His fear was that Greece did not have the technical competence to carry
out an orderly exit from EMU, and truth be told, Syriza has already
raided every possible source of funds within the reach of the Greek
state - bar a secret stash still at the central bank, controlled by
Syriza’s political foes - and therefore has no emergency reserves to
prevent the crisis spinning out of control in the first traumatic weeks.
He was putting out feelers for technical experts in London,
targeting veterans of Britain’s ERM exit in 1992, though he was under no
illusions that Grexit could ever be anything other than gruesome.
AEP’s been awfully kind to Syriza for somebody who calls himself a “Burkean conservative”, implying maybe there was a personal friendship. I think Varoufakis stayed around to give his last interview to AEP so he could drop this bombshell scoop.

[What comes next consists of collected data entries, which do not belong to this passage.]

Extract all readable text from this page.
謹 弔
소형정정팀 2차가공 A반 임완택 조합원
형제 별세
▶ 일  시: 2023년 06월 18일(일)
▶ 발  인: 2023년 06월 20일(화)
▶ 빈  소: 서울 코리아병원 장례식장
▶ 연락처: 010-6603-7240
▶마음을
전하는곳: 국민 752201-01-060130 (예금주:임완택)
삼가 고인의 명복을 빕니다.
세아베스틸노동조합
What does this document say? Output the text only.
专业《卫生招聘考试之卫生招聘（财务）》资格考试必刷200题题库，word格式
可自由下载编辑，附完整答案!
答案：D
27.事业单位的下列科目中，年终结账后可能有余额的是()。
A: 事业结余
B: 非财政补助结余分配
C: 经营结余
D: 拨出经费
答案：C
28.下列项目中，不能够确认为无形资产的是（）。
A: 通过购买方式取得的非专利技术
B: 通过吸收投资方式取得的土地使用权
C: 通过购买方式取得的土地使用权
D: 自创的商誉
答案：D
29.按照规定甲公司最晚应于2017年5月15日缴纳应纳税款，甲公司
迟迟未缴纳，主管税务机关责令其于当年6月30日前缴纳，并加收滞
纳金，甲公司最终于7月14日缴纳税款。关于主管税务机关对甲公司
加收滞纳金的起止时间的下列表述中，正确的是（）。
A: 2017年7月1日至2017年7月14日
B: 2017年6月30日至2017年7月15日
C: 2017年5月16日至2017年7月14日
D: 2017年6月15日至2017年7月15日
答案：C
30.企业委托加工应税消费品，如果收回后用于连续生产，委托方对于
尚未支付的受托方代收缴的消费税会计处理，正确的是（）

Hopefully, Greece can fly in those experts very quickly. There seems to be almost no chance that an exit can be averted. Eurocrats have outright stated that if they don’t get a detailed proposal on a third bailout on Thursday to hash out through the weekend, then Sunday’s Eurogroup meeting will be all about the exit.
“We have a Grexit scenario prepared in detail,” said Jean-Claude Juncker, president of the European commission.
In no way is this legal, but neither were the first two bailouts, and that never stopped them. This is gonna be a wild week. Will our heroes ride off into the sunset?